Хаунд, рыкнув, уперся свободной рукой в лоб Беса, напрягся, рванул второй рукой вниз и на себя. Тетка завизжала еще громче.
Бес снова ударился лбом об стол. Тело шестерки задергалось. Карно, выглянувший на крики из кабинета, вытаращил глаза. Нижняя челюсть Беса, разбрызгивая кровь и липко мотыляя связками, шлепнулась под ноги хозяину заведения.
– Хаунд… – Он, покраснев, хлопнул себя по боку, ища кобуру. – Стой на месте, сволочь! Взять его и ее тоже!
Вломившиеся внутрь помещения из коридора серьезные парни, запнувшись, зашарили глазами, затем, как собаки на инстинктах, двое рванули к серокожему мутанту, двое – к пианистке. Только та не собиралась ждать своей участи: она, бойко простучав каблуками сапожек по ближайшей накрытой поляне, ловко спрыгнула, оказавшись прямо за Карно. И…
Выдернула его ТТ и приставила ствол к голове бывшего борца.
– Стоять!
Хаунд, уставившись на нее и двух замерших ребятишек с обрезами, ухмыльнулся.
– А она красотка, Карно.
– Да пошел ты.
– Пасть закрой, – спокойно посоветовала заложнику Куколка. – Сейчас ножками будем двигать и уходить отсюда. Скажи своим дебилам, что нам с тобой ОЗК нужны и прочая хрень. И не забудь от щедрот своих, отец всеблагой, выдать мне автомат и пару магазинов к нему.
– На ремни порежу.
– Пасть, говорю, захлопни, козел старый. Могу ведь и не сдержаться.
– Сука.
– Еще какая. Злая и опасная сука. Двигай давай, дядя, прямо вон туда, к ушастому. Знаю я, где у тебя отнорок, сам показал. Туда и пойдем.

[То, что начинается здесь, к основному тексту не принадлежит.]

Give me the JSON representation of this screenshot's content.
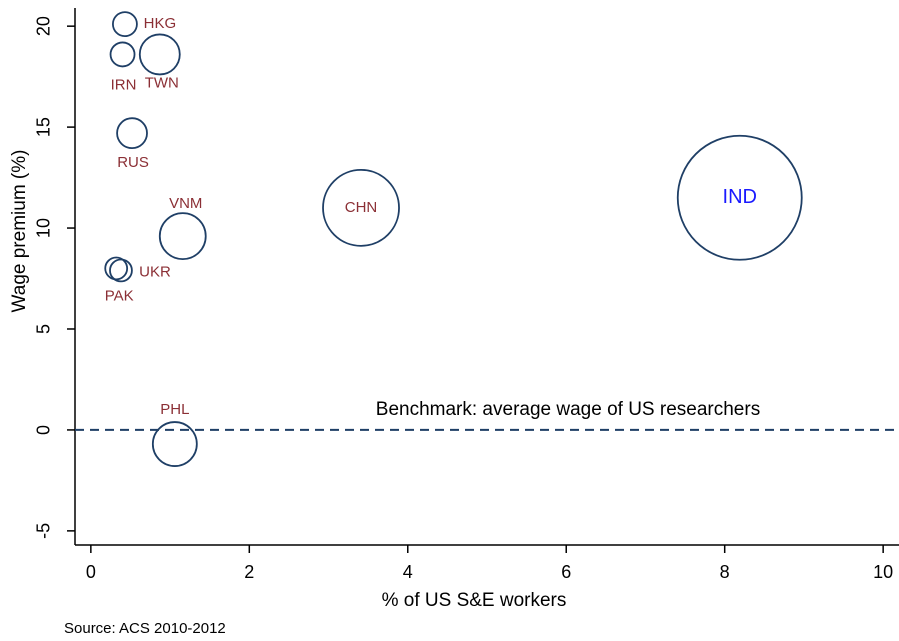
{
  "chart_data": {
    "type": "scatter",
    "x_label": "% of US S&E workers",
    "y_label": "Wage premium (%)",
    "annotation": "Benchmark: average wage of US researchers",
    "source": "Source: ACS 2010-2012",
    "reference_line": 0,
    "labels": [
      "HKG",
      "IRN",
      "TWN",
      "RUS",
      "VNM",
      "PAK",
      "UKR",
      "PHL",
      "CHN",
      "IND"
    ],
    "x": [
      0.43,
      0.4,
      0.87,
      0.52,
      1.16,
      0.32,
      0.38,
      1.06,
      3.41,
      8.19
    ],
    "y": [
      20.1,
      18.6,
      18.6,
      14.7,
      9.6,
      8.0,
      7.9,
      -0.7,
      11.0,
      11.5
    ],
    "sizes": [
      0.36,
      0.36,
      1.0,
      0.56,
      1.32,
      0.3,
      0.3,
      1.21,
      3.61,
      9.61
    ],
    "label_colors": [
      "#8b2f35",
      "#8b2f35",
      "#8b2f35",
      "#8b2f35",
      "#8b2f35",
      "#8b2f35",
      "#8b2f35",
      "#8b2f35",
      "#8b2f35",
      "#1a1aff"
    ],
    "color": "#1f3f66",
    "reference_color": "#1f3f66",
    "xlim": [
      -0.2,
      10.2
    ],
    "ylim": [
      -5.7,
      20.9
    ],
    "xticks": [
      0,
      2,
      4,
      6,
      8,
      10
    ],
    "yticks": [
      -5,
      0,
      5,
      10,
      15,
      20
    ]
  }
}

«Ушастый», крутя в скользких от крови пальцах шнурок йо-йо, снова ухмыльнулся.
– Отнорок, красотка, это хорошо. Провожатый не нужен?
– Сама справлюсь.
Хаунд пожал плечами.
– Там опасно, а станет еще опаснее. На своих двоих не доберешься… куда там тебе нужно?
– Не твое дело, нелюдь.
– Как скажешь.
– В сторону!
Мутант, глядя в холодные глаза Карно, кивнул. Но не отошел.
– Ты, может, еще подумаешь, фрейляйн?
– Ты…
Закончить Куколка не смогла.
Йо-йо – штука не самая сложная. И не особо опасная… для обычных людей. Но игрушка эта, с подшипниками внутри, двумя кругами из алюминия, работающая по принципу гироскопа, превращалась в руке мутанта в настоящее оружие.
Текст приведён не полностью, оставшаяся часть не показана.